Creaci
June 6, 2010 by Project Manager
Filed under Risk Management
It n' is not accidental which currently très little d' organizations gèrent its risks adéquatement.
Typically, the enterprise-level risks that create the significant impacts for organizations are like icebergs are to large ships, very visible for a considerable time before they hit, with the majority of the risk not visible above the surface.
Whereas modern, large ships have generally developed substantial protective countermeasures to avoid icebergs, modern, large organizations seem to gravitate towards substantial enterprise-level risks with a frequency that suggests that nobody is on lookout.
In reality, the lookout tower of a typical organization is probably so full of lookouts that the problem is not so much detecting risk, as trying to decipher from the different lookouts what the overall value and meaning of each risk situation really is.
If you think about his own organizacià ³ n © Aqua risk type receives a follow-up?
Because each one of these tends to rely on different expertise, they are often managed in isolated silos.
If his organizace? ? ng? re risk in silos, imagine this sc? not in the boat, a lookout point is? speaking in a tone of good has been agreed in a large iceberg, another is? speaking of the possibility? intoxicaci? of? No food in the room? tripulaci eat? ? No, a third? me is? examining a storm can? t? in pr? ? ximos d? aces, while another reported a measure presi? of? n was d? plac?.
Without a common framework or measurement to interpret the lookout information, the news of the iceberg is confused with a heart-lifting story about a seal and the focus turns towards the relative danger of the onboard chef having selected blowfish as the main course in the canteen.
Part of the problème étendue is that its gestià  ³ N of various risks seldom (or never) l' obligacià  ³ N to communicate d' around; a framework comà ºn. This often is aggravé by l' d' absence; a list of the données qu' it wishes to compile on the risk. Artà culos like:
Some of your individual risk silos may collect data like this but the communication is in different formats and, frequently, in different meetings. Just to add further confusion sometimes a different side of the same risk gets reported from different silos.
There is an easy and profitable solution to get your risk experts talking to each other.

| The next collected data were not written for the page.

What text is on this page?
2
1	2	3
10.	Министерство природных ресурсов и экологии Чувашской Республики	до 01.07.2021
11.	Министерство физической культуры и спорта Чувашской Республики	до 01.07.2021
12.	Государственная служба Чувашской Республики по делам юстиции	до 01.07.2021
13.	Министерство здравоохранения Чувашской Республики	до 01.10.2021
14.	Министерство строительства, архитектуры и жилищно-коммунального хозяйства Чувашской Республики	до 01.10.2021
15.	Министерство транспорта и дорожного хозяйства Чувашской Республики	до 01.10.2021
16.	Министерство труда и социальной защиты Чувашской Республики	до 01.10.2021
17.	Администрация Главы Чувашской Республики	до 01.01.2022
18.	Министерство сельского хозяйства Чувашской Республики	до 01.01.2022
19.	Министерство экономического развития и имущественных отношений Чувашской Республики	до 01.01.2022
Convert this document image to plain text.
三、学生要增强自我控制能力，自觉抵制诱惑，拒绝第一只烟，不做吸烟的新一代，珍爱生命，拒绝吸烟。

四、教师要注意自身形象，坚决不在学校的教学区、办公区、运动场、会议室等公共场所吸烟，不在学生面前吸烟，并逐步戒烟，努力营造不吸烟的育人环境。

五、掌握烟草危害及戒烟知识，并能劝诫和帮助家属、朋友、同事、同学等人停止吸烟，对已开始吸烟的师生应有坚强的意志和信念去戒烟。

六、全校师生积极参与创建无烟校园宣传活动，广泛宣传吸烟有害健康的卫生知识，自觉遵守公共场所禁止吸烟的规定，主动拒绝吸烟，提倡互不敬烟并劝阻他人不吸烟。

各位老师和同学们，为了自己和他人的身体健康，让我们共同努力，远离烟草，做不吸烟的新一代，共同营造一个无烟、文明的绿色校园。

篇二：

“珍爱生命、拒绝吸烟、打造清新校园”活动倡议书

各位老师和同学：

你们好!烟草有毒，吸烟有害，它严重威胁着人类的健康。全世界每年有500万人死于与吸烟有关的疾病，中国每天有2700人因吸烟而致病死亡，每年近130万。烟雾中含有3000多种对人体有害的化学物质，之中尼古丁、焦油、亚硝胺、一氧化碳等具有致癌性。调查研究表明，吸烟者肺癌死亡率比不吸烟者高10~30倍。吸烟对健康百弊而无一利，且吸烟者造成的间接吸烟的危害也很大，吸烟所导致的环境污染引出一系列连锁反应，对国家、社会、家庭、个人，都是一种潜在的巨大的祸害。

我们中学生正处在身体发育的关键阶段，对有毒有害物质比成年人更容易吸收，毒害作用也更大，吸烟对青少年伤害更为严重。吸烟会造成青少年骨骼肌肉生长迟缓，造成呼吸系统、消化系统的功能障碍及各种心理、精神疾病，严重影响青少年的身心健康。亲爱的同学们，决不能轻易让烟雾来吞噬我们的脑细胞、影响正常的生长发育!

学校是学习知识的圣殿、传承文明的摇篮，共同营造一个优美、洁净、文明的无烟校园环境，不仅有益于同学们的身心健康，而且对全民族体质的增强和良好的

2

If all risks have to gather similar data and can be made available in a single common framework – suddenly, the risks of significance are free to rise to the top and the relative investment priorities become apparent.
collaborative enterprise risk management and information tools can provide this unique and open the way for value added, but rarely do organizations choose to move away from the spreadsheet approach.
Why?
If you think about what most organizations do after a major risk hits – they spend a lot of money on countermeasures to the risk, rather than on improving their risk management capabilities. As a consequence, the original risk is resolved but the next major risk can mature quite nicely.
Although some people would argue that this is a truism (If you could manage your risk, you would be better off!) – The fact is that even major organizations often require statistical evidence to support the need to invest in risk management.
A collaborative enterprise risk management approach supports the collection and sharing of data about risk. This can be used to navigate risks, support better portfolio investments and also deliver the (tangible) demonstration of the savings created. The only challenge is that they won’t let you have an effective Enterprise Risk Management tool until you prove its value!
A capable Enterprise Risk Manager (ERM) application (such as our own Adaptive GRC ERM solution), can help to quickly demonstrate the profit and advantages that are created through an enterprise-wide risk management technique.